Elena no disimulaba su preocupación.
—¡Qué desagradable para ti! —observó—. Pero, sin lugar a dudas, debes hablar. —Vaciló un instante; y al advertir la actitud desconsolada de su novio, añadió—: ¿Quieres que te acompañe?
Era lo que Eduardo deseaba con toda su alma; pero su dignidad no le permitía aceptar esa propuesta.
—No, no —contestó—. ¡Por Dios, no soy un niño! ¿Qué me aconsejas? No puedo acercarme a un agente de policía cualquiera y decirle: «¡Oiga!…». ¿Crees que debo ir a Exeter para hablar con el gobernador o alguien así?
—Con el gobernador, no, tonto; con el jefe de policía. Yo iría al pueblo más cercano, que es Wrackhampton, y hablaría con el comisario. O, si prefieres, puedes ver al sargento Knowles… Estaba en la indagatoria. ¿Por qué no recurrir a él?
Así lo decidieron. Pero en cuanto oyó las primeras frases, el sargento Knowles declaró que había que poner el asunto en conocimiento de sus superiores. Llevó a Eduardo Gillingham a Wrackhampton, a entrevistarse con el jefe de policía. Este se llamaba Cooper Wills, no era militar retirado, no tenía rostro rubicundo ni modales rudos y no era tonto. Había elegido su profesión hacía treinta años, época en que había entrado a formar parte de la policía; desde entonces había ascendido paso a paso; por último, había sido designado jefe de policía por una junta sometida a la influencia de dos ideas anticuadas, aunque sus miembros ignoraban que lo fueran: primero, que un policía de profesión debía dirigir las fuerzas policíacas; segundo, que convenía alentar con merecidos ascensos a los funcionarios públicos competentes.
Cooper Wills se hallaba en aquel momento hablando con el inspector Holly, su probable sucesor; ambos recibieron amablemente a Gillingham. No mostraron sorpresa ante su manía de curiosear y le felicitaron por su espíritu de colaboración ciudadana. Treinta segundos después Eduardo se encontraba completamente a sus anchas.

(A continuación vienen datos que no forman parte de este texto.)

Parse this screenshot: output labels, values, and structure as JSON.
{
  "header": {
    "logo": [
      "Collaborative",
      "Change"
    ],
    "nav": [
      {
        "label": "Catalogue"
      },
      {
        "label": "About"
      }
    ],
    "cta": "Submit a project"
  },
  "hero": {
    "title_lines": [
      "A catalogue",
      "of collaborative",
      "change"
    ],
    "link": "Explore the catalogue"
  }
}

Entre las preguntas que le hicieron una sola merece ser anotada.
—¿Cree usted, señor Gillingham, que podría reconocer el libro dentro del cual halló el recorte?

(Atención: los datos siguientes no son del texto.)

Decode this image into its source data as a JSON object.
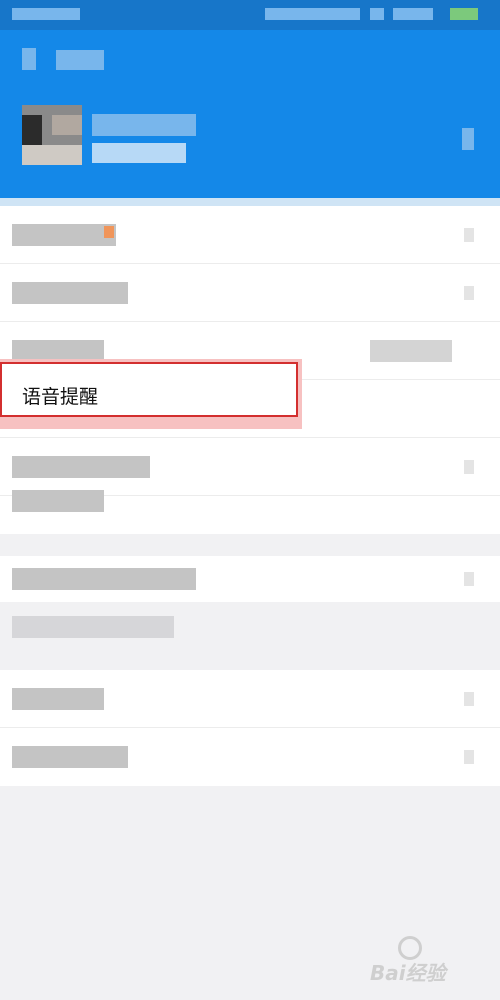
{
  "highlighted_item": {
    "label": "语音提醒"
  },
  "watermark": {
    "text": "Bai经验"
  },
  "colors": {
    "header_blue": "#1488e8",
    "highlight_border": "#d32f2f"
  }
}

—Creo que sí; pero no podría asegurarlo. Era un libro grande, azul, con un título semejante a Paseos por el condado de Devon de antaño, o algo así. Recuerdo en qué parte de la biblioteca estaba. Si fuera allí de nuevo, probablemente lo encontraría.
—Gracias. Es usted muy servicial, señor Gillingham. Tendré que reflexionar sobre lo que me ha dicho. Es probable que vuelva a necesitar de usted, pero ya sé dónde puedo llamarle.
Y el jefe de policía le tendió la mano.